Cualquier contrato firmado bajo amenaza, coacción o miedo insuperable es inválido en nuestro ordenamiento jurídico. Cualquiera menos el Plan de Parentalidad.
¿Es posible que los jueces y juezas que autorizan regímenes de visita pactados con ese tipo de personas no se den cuenta de que algo anda mal? ¿No podrían sus señorías molestarse un poquito en investigar la situación familiar, aunque sólo sea pidiendo un informe al colegio o a los servicios sociales? ¿Sería tan difícil que los magistrados y magistradas perdieran cinco minutos de su valiosísimo y sobrehumano tiempo en entrevistar en privado a esas mujeres, donde se sientan seguras y puedan explicar la realidad que se esconde detrás de algunas custodias compartidas? ¿Cuándo se van a meter las y los togados en sus ilustres cabezas que jamás nunca un maltratador puede ser un buen padre?

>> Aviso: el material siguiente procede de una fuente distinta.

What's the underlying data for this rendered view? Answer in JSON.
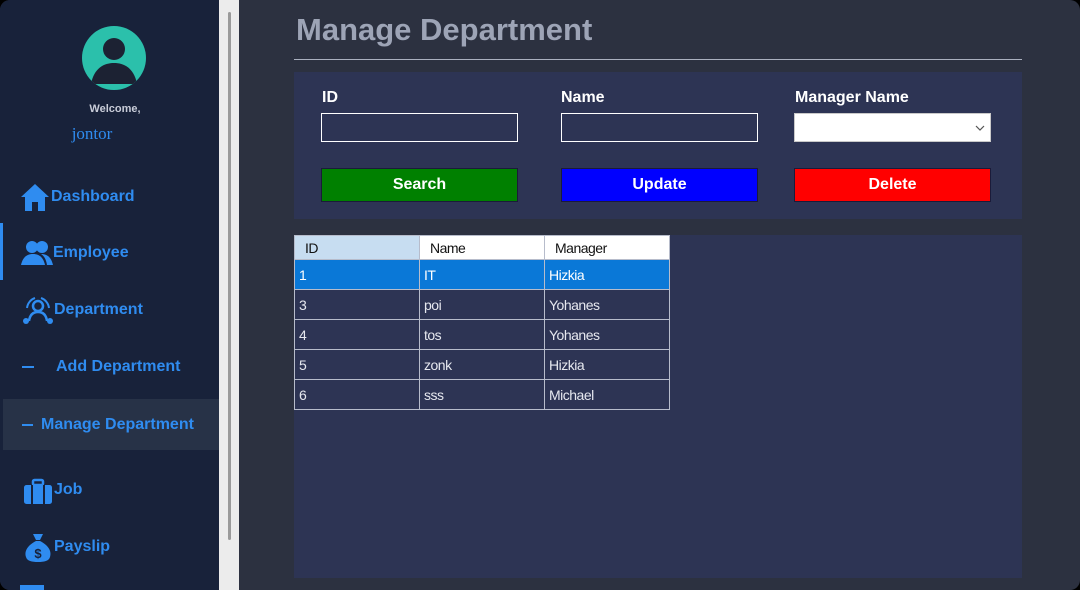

Y lo que aún es peor. Los mismos juzgados de familia obligan a mantener las visitas y las pernoctas a niños y niñas con padres que no se ocupan de ellos y con los que no quieren estar. Se viola constantemente la obligación de proteger el bienestar superior del menor en pro de un supuesto “derecho del padre a disfrutar de sus hijos”, como si de un juguete se trataran.
No importa si el padre no sabe ni el nombre del colegio al que va el niño o la medicación para la alergia que toma la niña. Es su derecho, según los tribunales, el de poseer a sus vástagos, por encima de cualquier cosa, incluidos los propios niños. Nadie salvaguarda el derecho de los menores a la seguridad y la felicidad. Los niños y las niñas son ciudadanos, ya no de segunda, sino de tercera o cuarta. Ni se les escucha ni se les protege. En estos casos sólo son parte del ajuar paterno por horas.
Siempre me he preguntado qué porquería de hombre y de padre es aquél que obliga a sus hijos a estar con él, aunque no quieran y se los lleva a la fuerza sólo por mantener su sacrosanta voluntad intacta, en lugar de intentar ganárselos con cariño. La respuesta es clara, un padre que no los quiere. No hay más explicación.
Este domingo, cuando millones de personas estén celebrando el Día de la Madre les pido que dediquen treinta segundos a pensar en los miles de madres que estarán solas, porque hayan tenido que entregar a sus hijos a su padre violento y cobarde y no saben si los van a volver a ver. O piensen en las madres que pasan esas noches de pernocta obligada en la más absoluta ansiedad porque la amenaza del padre de desaparecer con los hijos es recurrente, y aunque ella lo ha denunciado en la policía, nadie le ha hecho el más mínimo caso y la obligan a entregar a sus hijos al que pudiera acabar siendo su verdugo, según sus propias palabras. En los miles de madres a las que la ¿justicia? les aplica el inexistente síndrome de Alienación Parental (inventado por un pederasta, por cierto), para amordazarlas frete a sus exparejas violentas, y que las siguen violentando a través de los niños y niñas. Son miles, no es un caso aislado.
Miles de madres que esperan que no les toque pasar el trago que está pasando la mujer de Tenerife, madre de dos hijas secuestradas por su padre, en una desaparición clasificada, ahora sí, de alto riesgo. Puede que, si antes alguien se hubiera molestado en analizarla situación familiar de alguna manera, ahora nos hubiéramos ahorrado la clasificación y el alto riesgo.
Y todo esto la misma semana en la que el Supremo ha mandado dos años y medio a la cárcel y ha despojado de la patria potestad durante seis años más a una madre que no llevó a sus hijos con su padre condenado por maltrato, porque los niños se negaban a ir con él.
Espero que, al menos, llegue pronto el indulto para Juana.